As Soldiers prepare to deploy with the Army’s new tactical communications network later this year, Army engineers are stretching the equipment to its limits to ensure it can support complex, on-the-move operations and extend the range of communications to the farthest edges of the battlefield.
The Network Verification event for Capability Set 13, or CS 13, is a technical test that runs the systems through realistic operational threads in order to validate configurations specific to two brigade combat teams, known as BCTs, of the 10th Mountain Division, who are now training on the equipment in advance of their deployment. It is the final check-out for CS 13, coming on top of the Network Integration Evaluations, or NIEs, that shaped the capability set, as well as the safety release and safety confirmation testing that cleared new networked vehicles for use in training and in theater.
“We’re taking an extra step because we realize the magnitude of the integration effort,” said Robert Puhalla, synchronized fielding test lead, Army System of Systems Engineering and Integration Directorate. “This event gives us added confidence in the final combined product, knowing that the platforms coming off the production line operate as a fully integrated system of systems.”
CS 13 is the Army’s first integrated communications package that spans the entire BCT formation, connecting the fixed tactical operations center to the commander on-the-move to the dismounted Soldier. The network is designed to help deployed units cover greater distances, make quicker decisions and share more information across more echelons than is possible in today’s operational force.

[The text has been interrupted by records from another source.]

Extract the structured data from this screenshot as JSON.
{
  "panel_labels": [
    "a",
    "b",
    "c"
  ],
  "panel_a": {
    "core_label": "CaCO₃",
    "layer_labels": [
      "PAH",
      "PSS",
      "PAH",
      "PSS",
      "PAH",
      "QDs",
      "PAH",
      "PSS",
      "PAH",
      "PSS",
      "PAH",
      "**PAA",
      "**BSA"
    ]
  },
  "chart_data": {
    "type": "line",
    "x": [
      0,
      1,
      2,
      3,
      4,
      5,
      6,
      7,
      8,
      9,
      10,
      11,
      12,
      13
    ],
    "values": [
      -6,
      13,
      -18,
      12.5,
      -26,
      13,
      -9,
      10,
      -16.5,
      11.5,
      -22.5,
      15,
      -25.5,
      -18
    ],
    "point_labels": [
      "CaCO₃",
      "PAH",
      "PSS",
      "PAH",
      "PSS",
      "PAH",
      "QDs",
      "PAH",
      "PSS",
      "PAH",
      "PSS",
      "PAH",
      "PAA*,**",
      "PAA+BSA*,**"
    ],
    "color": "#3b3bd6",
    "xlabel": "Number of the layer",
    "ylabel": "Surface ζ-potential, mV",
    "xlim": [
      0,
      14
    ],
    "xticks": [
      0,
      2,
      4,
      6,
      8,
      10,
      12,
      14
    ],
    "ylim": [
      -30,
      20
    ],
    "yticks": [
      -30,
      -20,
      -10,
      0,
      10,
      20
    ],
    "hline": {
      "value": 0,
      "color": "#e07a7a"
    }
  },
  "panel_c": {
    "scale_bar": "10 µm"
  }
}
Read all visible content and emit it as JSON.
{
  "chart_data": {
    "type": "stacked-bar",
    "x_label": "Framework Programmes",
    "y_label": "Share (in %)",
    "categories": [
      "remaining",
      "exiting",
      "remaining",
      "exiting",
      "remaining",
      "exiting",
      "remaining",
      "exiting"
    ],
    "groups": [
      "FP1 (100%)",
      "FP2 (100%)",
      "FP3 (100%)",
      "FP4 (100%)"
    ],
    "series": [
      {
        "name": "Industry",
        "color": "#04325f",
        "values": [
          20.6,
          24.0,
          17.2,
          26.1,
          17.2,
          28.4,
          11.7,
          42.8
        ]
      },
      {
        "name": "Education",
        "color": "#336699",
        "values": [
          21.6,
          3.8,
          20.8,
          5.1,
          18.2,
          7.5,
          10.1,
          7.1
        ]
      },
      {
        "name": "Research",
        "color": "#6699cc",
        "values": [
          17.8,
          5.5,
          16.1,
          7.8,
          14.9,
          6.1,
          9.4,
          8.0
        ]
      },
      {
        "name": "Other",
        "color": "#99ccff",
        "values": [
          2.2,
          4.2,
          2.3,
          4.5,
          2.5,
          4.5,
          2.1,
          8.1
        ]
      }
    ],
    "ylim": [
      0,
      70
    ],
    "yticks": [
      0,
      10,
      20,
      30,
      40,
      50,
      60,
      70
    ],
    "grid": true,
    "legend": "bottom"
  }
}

“That capability is not just with the division commander — that capability is all the way down to the Soldier,” said Col. Mark Elliott, director of the Army G-3/5/7 LandWarNet-Mission Command Directorate. “We are also giving units equipment that has been integrated up front, so they don’t have to worry about it.”
Network Verification, which is being conducted this month at the Fort Dix, N.J., field laboratories and facilities of the U.S. Army Communications-Electronics Research, Development and Engineering Center, or CERDEC, is using more than a dozen mine-resistant, ambush-protected vehicles, known as MRAPs, recently integrated at the Space and Naval Warfare, or SPAWAR, Systems Center Atlantic in Charleston, S.C., to create a representative “slice” of the Capability Set 13 architecture. Through instrumentation and human data collectors seated in the vehicles, the Army Test and Evaluation Command is measuring network traffic and performance — such as timely delivery of messages, orders and unit locations — across various distances and terrain obstructions.
There are also representative brigade, battalion and company command posts equipped with the CS 13 network backbone, radios, software and other systems found at each echelon. The goal is to confirm that the network architecture for the 10th Mountain Division BCTs can support a range of scenarios at each level and across the BCT, said Network Verification test director Joseph Kobsar, deputy director for CERDEC’s Product Director C4ISR Network Modernization. C4ISR stands for Command, Control, Communications, Computers, Intelligence, Surveillance and Reconnaissance.
“We’re leveraging the unique capabilities and infrastructure of our facilities at Joint Base McGuire-Dix-Lakehurst (N.J.) to support this mission, which is to verify that CS 13 does indeed provide a robust and flexible methodology for tailoring communication capabilities to address challenges that commanders often face,” Kobsar said.
These final check-outs come on top of the NIEs, a series of rigorous field exercises leveraging 3,800 Soldiers of the 2nd Brigade, 1st Armored Division, executing missions in the mountains and desert of White Sands Missile Range, N.M. The NIEs validated the makeup of the CS 13 network, and also produced Soldier feedback that was incorporated into CS 13 MRAP vehicle designs built at SPAWAR and delivered to the 10th Mountain Division.
There are multiple unique vehicle configuration types, which correspond to the numerous unique roles within a BCT and take into account the need for different combinations of communications systems, along with size, weight and power constraints.
Given that complexity, the Army is doing its “due diligence” by measuring the final integrated product through specific technical checkouts at Joint Base McGuire-Dix-Lakehurst, Puhalla said.
“There are a number of improvements made since the NIE, as well as network configurations specific to the makeup of the 10th Mountain Division,” said Col. Rob Carpenter, Army director of System of Systems Integration. “Network Verification is part of our continuous assessment and improvement of the tactical network.”